MRI methods such as Diffusion-Weighted imaging (DWI) are useful for providing non-invasive information on placental microstructure and function5,6. T2-relaxometry is a quantitative method that is sensitive to fetal blood oxygenation7 via differences in magnetic susceptibility of the oxygenated and deoxygenated haemoglobin in blood. However, fetal motion limits the effectiveness of these relatively slow techniques for direct assessment of the fetus, thus placental scans can provide a robust alternative.

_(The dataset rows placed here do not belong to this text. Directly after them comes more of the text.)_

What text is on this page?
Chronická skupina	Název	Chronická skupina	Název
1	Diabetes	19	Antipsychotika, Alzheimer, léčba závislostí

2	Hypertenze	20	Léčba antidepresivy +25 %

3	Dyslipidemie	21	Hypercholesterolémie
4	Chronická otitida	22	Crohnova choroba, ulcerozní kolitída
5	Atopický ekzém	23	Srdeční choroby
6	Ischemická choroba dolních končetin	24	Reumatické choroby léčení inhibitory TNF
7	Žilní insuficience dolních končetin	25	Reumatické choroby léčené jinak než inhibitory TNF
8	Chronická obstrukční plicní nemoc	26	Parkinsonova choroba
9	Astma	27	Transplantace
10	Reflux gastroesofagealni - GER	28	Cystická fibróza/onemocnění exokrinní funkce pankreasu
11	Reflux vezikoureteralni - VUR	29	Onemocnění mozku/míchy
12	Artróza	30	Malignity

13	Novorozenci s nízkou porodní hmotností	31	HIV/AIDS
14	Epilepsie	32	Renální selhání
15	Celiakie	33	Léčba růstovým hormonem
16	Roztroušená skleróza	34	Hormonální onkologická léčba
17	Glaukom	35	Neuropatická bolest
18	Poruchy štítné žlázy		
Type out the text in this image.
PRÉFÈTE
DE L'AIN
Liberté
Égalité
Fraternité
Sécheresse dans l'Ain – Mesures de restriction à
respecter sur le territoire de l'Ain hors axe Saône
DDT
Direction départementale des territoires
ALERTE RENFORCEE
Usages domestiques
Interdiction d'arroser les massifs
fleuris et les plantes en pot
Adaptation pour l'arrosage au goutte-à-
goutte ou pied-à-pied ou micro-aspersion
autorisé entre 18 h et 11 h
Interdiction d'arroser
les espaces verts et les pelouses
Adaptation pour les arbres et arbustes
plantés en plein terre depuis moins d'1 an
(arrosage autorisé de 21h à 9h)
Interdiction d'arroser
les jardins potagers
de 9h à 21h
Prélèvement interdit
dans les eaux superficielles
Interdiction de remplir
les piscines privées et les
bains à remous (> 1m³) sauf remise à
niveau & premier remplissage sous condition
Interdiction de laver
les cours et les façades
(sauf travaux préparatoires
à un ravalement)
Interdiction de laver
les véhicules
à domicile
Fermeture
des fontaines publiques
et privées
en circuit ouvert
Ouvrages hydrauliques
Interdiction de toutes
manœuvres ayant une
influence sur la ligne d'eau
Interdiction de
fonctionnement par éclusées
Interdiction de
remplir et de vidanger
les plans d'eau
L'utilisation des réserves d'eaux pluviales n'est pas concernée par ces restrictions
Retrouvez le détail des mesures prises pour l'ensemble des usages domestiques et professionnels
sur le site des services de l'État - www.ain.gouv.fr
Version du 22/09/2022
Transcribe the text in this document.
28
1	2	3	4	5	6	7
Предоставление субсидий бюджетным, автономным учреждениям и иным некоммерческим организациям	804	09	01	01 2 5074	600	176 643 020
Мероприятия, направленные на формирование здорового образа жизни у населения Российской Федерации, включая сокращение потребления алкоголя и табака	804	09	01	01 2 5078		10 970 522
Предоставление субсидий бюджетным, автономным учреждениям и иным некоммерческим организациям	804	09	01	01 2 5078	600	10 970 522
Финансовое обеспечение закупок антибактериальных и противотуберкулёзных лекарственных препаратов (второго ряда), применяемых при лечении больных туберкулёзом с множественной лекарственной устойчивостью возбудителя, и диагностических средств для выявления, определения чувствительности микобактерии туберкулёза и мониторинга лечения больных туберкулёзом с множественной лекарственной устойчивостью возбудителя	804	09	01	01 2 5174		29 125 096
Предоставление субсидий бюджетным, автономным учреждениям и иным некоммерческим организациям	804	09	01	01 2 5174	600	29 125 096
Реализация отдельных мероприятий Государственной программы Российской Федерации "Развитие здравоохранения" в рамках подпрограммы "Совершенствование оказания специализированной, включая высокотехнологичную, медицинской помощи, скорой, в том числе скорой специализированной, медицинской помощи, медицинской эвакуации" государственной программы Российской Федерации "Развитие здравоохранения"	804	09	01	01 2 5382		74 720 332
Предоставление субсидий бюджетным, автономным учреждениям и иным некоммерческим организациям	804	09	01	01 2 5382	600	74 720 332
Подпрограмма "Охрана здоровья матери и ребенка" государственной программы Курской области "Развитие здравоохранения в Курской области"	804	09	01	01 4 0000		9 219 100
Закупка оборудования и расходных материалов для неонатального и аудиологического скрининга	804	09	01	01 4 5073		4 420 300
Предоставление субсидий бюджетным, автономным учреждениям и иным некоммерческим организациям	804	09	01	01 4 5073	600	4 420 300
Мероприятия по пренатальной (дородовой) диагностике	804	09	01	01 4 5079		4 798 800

Nevertheless, placental imaging is complicated by the close proximity of maternal and fetal blood within an imaging voxel. To address this problem, we applied a multi-compartment model based on a previously used signal model of human placenta perfusion to separate fetal and maternal signal contributions7.
Methods
Methods
The study was approved by the Animal Ethics Committee of the South Australian Health and Medical Research Institute.
MRI-protocol
Ewes underwent for MRI scans on a 3T Siemens Skyra Scanner (Erlangen,Germany). During the MRI scan, pregnant ewes were ventilated firstly in a normoxic state (2L O2 + 4L Room Air; respiratory rate (RR) 17-18 bpm; tidal volume, 10ml/kg) and then in a hyperoxemic state (6L O2 (i.e. 100% O2); RR, 17-18 bpm; tidal volume 10ml/kg). During each oxygenation state, DWI was performed at 7 b‐values (b = 0, 10, 20, 30, 50, 70, 100, 200, 300, 500, 600 s.mm-2) and T2-relaxometry at 10 echo times $$$T_E$$$ = (81, 90, 96, 120, 150, 180, 210, 240, 270, 300 ms). Data also acquired at b‐value 50 s.mm-2 and 200 s.mm-2 for $$$T_E$$$ = (81, 90, 120, 150, 180, 210, 240 ms).
Model-Fitting
The sheep-specific signal model is of the form:
$$S({\bf b},{\bf{T_E}})= S_0 \left[ e^{{-\bf b}d^*} \Big( f e^{-{\bf {T_E}}R_2^{f_b}}+ v e^{-{\bf {T_E}}R_2^{m_b}}\Big) + (1-f-v)e^{{-\bf b}d-{\bf {T_E}} R_2^{ts}} \right], \quad (1)$$
where $$$S$$$ is the measured MR signal and $$$S_0$$$ is the signal with $$$b=0$$$. The five model parameters are the feto-placenta blood volume fraction $$$f$$$, trophoblast diffusivity $$$d$$$, pseudo-diffusivity $$$d^*$$$, feto-placental blood relaxation $$$R_2^{f_b}=1/T_2^{f_b}$$$ and maternal blood volume fraction $$$v$$$. We used literature-based values for maternal blood relaxation $$$R_2^{m_b}=(150ms)^{-1}$$$ and tissue relaxation $$$R_2^{ts}=(46ms)^{-1}$$$.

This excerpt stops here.